An interconnected grid already spans the western edge of the United States, but it’s operated by an assortment of state and regional entities. The proposal—pushed for years by Governor Jerry Brown and working its way through the California senate—would create a regional organization overseeing energy markets across several states. The initial hope is to reach agreements establishing links with Berkshire Hathaway–owned utilities operating across parts of Nevada, Oregon, Utah, Washington, and Wyoming. But such a system could eventually incorporate other neighboring operators and states as well.
California already swaps renewable energy with other states. But some worry that if it enters into contractual agreements with them, it could expose its clean-energy policies to serious challenges. Specifically, if the state tries to limit the “type or amount of energy being produced,” energy operators in other states could claim that those laws conflict with FERC’s authority or run afoul of federal powers over interstate commerce, according to a fairly critical analysis by the Senate Judiciary Committee published last month.

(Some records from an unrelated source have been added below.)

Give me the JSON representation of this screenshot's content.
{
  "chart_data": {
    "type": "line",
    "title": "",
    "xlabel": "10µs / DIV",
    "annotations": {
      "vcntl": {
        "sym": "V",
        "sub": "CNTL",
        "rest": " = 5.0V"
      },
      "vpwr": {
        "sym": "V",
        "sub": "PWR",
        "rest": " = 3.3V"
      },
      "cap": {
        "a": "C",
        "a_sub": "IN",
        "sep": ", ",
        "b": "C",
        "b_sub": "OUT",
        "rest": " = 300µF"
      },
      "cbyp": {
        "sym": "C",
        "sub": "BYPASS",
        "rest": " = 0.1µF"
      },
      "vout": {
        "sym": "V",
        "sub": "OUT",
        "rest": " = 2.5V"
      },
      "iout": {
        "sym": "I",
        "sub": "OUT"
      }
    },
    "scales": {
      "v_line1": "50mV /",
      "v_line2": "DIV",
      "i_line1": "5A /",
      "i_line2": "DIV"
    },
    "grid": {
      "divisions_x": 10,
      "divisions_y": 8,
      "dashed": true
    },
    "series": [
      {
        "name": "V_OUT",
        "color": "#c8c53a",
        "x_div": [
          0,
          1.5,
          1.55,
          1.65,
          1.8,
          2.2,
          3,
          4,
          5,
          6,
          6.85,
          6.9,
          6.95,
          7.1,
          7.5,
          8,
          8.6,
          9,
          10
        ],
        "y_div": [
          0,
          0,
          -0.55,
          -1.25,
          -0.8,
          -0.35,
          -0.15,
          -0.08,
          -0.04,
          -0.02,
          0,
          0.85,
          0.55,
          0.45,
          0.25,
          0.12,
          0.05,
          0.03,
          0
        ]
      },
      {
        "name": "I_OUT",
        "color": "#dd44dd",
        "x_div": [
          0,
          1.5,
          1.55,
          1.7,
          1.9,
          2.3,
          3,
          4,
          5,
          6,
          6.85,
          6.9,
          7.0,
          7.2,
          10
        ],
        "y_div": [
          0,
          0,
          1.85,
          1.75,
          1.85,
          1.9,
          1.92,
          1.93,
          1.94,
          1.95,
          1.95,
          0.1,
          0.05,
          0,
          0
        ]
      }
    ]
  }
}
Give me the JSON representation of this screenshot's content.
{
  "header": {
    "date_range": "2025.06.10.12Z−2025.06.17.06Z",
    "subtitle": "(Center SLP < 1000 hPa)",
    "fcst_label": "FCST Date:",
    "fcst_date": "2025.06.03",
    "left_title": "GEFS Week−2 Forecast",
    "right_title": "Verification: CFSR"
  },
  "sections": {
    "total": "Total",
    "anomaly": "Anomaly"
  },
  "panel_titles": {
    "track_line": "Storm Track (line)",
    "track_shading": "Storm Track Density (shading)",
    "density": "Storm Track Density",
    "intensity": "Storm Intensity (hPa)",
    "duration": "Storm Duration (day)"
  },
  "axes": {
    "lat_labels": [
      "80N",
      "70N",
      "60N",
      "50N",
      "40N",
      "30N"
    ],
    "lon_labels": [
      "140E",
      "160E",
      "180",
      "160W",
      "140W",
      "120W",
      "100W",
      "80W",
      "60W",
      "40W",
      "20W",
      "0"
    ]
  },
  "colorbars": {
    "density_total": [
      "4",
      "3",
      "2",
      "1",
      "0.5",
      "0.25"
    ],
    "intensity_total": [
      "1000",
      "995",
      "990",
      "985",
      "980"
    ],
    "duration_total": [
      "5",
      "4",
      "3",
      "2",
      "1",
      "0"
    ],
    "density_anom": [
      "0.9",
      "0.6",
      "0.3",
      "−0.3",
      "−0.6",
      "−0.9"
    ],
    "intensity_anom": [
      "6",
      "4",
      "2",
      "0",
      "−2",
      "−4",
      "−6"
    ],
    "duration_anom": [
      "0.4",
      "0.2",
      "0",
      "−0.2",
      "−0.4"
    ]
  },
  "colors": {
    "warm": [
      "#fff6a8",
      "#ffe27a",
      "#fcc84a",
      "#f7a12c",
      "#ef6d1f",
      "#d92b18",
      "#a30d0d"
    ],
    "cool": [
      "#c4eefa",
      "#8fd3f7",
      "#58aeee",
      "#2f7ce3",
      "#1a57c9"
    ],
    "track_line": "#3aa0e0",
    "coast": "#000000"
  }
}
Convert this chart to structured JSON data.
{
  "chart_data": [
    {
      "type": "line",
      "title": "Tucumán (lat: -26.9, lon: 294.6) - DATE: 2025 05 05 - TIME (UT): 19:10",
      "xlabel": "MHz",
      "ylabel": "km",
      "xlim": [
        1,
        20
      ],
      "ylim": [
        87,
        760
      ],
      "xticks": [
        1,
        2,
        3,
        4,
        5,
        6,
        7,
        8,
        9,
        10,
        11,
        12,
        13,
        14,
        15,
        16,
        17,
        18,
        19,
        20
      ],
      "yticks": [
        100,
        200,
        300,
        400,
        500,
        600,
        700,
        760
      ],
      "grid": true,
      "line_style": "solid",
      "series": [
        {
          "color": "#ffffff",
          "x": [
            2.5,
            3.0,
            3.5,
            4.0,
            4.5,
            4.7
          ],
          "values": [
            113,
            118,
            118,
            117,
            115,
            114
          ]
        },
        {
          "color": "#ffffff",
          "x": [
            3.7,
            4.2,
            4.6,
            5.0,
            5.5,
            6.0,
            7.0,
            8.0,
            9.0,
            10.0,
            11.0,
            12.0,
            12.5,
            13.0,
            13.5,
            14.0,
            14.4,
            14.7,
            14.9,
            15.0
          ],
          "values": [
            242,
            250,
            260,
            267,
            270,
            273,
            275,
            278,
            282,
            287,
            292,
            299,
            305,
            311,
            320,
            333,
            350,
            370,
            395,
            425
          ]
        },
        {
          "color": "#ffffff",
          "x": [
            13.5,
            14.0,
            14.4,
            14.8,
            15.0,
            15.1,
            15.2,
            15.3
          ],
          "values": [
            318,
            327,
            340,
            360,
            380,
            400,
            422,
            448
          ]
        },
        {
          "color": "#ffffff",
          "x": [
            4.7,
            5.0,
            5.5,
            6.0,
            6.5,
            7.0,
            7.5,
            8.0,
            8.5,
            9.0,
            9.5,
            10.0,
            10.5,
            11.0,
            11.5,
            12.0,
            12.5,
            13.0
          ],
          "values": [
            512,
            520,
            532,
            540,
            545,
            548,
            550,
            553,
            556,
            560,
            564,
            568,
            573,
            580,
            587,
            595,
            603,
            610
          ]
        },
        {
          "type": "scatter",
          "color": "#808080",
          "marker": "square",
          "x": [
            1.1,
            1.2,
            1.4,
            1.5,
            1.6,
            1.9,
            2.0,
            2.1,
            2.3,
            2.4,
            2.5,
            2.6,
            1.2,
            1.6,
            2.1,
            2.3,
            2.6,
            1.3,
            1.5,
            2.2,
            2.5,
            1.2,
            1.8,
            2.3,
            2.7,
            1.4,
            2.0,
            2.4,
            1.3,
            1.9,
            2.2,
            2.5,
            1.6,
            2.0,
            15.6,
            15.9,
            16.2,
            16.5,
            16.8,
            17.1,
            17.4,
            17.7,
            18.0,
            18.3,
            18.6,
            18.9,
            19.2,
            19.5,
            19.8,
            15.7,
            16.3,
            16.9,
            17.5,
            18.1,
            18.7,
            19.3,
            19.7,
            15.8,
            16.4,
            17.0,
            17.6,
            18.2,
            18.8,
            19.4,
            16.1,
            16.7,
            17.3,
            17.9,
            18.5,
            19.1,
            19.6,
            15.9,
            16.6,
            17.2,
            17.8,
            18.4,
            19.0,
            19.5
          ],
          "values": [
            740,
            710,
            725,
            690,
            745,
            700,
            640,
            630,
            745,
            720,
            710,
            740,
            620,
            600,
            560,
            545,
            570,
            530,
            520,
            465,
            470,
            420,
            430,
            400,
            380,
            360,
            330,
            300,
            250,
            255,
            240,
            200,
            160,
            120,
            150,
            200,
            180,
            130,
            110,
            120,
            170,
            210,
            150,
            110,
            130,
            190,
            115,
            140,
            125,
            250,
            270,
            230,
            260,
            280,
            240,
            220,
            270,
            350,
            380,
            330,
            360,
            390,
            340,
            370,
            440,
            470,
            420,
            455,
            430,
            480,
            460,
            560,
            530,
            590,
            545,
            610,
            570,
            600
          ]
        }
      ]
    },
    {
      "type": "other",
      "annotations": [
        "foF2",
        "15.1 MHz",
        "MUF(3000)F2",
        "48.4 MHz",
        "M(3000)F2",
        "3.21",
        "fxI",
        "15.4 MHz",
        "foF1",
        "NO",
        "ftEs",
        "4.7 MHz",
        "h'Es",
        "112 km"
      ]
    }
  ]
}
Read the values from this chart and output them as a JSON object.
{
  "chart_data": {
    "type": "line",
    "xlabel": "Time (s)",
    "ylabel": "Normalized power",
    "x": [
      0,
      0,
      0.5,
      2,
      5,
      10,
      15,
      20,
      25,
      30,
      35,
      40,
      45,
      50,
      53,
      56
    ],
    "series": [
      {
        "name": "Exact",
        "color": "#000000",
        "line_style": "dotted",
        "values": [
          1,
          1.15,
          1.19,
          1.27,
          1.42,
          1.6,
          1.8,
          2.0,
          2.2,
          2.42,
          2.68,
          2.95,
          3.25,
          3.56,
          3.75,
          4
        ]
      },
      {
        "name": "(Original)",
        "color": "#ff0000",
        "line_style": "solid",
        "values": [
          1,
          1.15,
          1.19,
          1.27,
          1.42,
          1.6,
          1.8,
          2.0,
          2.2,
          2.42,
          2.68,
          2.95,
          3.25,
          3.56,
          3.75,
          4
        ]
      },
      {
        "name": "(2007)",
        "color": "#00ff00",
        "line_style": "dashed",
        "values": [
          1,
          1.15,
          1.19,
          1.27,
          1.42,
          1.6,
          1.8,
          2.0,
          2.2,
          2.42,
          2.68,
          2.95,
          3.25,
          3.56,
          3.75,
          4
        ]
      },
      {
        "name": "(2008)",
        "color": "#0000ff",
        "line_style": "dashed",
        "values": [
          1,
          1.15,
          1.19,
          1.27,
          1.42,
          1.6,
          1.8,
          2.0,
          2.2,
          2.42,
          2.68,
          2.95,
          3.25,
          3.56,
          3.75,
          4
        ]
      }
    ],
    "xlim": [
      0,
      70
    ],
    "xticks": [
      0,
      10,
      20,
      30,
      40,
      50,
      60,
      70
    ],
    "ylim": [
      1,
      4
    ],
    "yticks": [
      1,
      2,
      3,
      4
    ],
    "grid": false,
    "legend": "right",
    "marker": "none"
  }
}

Another serious concern is that as other states join the governing board of the newly regional grid operator, they will push a very different set of energy priorities. Notably, while renewables supply much of California’s energy, Wyoming still runs primarily on coal—and utilities there will presumably want it to compete on a level playing field with other sources in a multistate marketplace.
All of this could hinder California’s aggressive clean-energy policies, including its renewable standards and cap-and-trade program (the legislature is currently weighing a bill that would require the power sector to generate all of its electricity from carbon-free sources by 2045). That, in turn, could also undermine the economic competiveness of California’s own energy producers.
As written, the bill will increase “the likelihood that California, as the largest statewide market in the western region, would be required to purchase coal and natural gas, in contravention of state climate policies and renewable energy goals,” the committee report says.
Proponents, including the California Chamber of Commerce and the Natural Resources Defense Council, argue that these risks are overblown, that the bill contains various safety provisions, and that regional grids have worked elsewhere. An analysis published last year by Yale Law School argued that moving to a multistate system wouldn’t increase federal authority over California’s system or “open the door” to legal challenges, because the market already lies under FERC’s jurisdiction and carries out some interstate commerce.
Cullenward acknowledges that energy operators in other states could have raised challenges before, but he says that misses the point. The shift to a formal regional marketplace significantly increases the likelihood that they will do so, he says, and substantially raises the stakes if they succeed.